Form #2

Allure Beauty Lounge 

917 West 18th Street
Chicago,IL 60608 
Phone Number: 312.521.0471 
Website: www.allurebeautylounge.com 
Email: info@allurebeautylounge.com

COVID-19 Pandemic Treatment Consent Form.I knowingly and willing consent to have esthetician treatment(s) during the COVID-19 pandemic.

I understand the COVID-19 virus has a long incubation period during which carriers of the virus may not show symptoms and still be highly contagious. It is impossible to determine who has it and who does not, given the current limits in virus testing. 

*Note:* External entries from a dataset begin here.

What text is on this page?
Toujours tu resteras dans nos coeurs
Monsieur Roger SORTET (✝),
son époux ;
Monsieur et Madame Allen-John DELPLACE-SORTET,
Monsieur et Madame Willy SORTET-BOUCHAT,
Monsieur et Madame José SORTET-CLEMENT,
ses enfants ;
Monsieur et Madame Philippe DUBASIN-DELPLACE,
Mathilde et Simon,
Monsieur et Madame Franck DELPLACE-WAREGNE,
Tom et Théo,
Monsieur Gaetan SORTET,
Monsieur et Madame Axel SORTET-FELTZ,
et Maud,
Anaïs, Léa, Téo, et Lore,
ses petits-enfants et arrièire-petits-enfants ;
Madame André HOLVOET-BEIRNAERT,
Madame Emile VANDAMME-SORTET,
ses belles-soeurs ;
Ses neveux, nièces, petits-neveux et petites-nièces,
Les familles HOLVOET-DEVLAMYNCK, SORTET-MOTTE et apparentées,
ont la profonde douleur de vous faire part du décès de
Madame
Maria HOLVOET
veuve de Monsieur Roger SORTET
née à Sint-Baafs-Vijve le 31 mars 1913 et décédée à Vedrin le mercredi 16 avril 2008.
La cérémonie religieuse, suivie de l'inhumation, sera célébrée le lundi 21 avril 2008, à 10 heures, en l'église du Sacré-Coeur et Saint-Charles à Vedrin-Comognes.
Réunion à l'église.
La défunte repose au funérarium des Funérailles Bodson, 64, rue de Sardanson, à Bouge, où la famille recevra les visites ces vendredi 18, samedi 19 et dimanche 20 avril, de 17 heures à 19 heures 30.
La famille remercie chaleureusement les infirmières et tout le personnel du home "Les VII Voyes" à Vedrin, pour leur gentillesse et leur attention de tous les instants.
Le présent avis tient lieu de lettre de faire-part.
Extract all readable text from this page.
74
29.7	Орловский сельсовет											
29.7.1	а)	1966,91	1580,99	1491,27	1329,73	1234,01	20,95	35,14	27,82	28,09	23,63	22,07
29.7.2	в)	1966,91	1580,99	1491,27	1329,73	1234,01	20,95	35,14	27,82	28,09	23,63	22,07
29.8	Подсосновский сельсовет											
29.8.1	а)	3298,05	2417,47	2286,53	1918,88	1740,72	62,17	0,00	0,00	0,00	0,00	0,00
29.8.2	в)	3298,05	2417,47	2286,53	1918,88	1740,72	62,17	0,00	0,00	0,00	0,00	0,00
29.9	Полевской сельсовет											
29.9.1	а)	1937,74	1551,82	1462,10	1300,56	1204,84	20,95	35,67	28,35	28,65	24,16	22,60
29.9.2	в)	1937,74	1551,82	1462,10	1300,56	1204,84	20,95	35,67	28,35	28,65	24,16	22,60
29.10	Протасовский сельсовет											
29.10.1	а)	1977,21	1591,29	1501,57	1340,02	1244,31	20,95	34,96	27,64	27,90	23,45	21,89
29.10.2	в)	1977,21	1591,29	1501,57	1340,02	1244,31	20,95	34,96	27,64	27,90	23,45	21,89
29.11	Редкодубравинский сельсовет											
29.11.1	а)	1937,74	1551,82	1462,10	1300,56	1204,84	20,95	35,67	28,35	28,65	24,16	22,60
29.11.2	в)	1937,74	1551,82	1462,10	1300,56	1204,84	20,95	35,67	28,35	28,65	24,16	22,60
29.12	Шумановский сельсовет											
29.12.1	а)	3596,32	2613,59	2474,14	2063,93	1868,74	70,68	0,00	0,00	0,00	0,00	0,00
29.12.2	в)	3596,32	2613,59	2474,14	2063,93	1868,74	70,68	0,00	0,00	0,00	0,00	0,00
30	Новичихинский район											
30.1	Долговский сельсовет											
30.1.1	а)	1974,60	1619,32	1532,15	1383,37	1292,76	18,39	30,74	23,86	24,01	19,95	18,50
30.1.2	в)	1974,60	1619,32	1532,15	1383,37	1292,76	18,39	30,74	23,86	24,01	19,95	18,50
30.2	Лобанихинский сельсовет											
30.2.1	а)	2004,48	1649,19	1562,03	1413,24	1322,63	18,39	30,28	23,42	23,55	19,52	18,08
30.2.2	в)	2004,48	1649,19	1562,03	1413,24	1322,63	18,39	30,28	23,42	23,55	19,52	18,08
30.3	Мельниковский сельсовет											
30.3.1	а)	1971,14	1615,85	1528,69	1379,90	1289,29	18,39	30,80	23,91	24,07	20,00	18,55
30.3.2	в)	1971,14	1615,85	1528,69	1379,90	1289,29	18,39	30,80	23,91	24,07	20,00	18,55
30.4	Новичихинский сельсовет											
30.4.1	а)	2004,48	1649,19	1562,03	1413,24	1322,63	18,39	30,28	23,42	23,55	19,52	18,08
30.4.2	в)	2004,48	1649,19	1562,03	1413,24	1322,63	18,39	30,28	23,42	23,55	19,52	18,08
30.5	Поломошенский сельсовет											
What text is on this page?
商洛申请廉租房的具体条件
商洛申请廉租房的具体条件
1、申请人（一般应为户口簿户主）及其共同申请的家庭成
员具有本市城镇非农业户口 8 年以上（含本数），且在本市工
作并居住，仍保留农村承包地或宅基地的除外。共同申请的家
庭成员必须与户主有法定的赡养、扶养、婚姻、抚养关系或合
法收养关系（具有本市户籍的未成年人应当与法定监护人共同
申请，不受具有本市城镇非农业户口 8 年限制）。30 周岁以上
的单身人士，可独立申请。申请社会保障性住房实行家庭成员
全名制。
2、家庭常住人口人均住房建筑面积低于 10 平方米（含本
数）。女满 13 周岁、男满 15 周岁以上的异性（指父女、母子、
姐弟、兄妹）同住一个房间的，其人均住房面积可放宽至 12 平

 I understand that due to the frequency of visits and other clients, the characteristics of the virus, and the characteristics of treatments, that I have an elevated risk of contracting the virus simply by being in a salon.
 
I confirm that I am not presenting any of the following symptoms of COVID-19 listed below: 
 
Fever – Temperature: degrees
Shortness of Breath
Loss of Sense of Taste
Loss of Sense of Smell
Dry Cough
Runny Nose
Sore Throat

To prevent the spread of contagious viruses and to help protect each other, I understand that I will have to follow the salon’s strict guidelines. 
 
(initial)

I understand that air travel significantly increases my risk of contracting and transmitting the COVID-19 virus, and I understand that the CDC, OSHA and the Board of Cosmetology and Barbers recommend social distancing of at least 6 feet. 
I verify that I have not traveled outside the United States in the past 14 days to countries that have been affected by COVID-19. 

 I verify that I have not traveled domestically within the United States by commercial airline, bus or train within the past 14 days.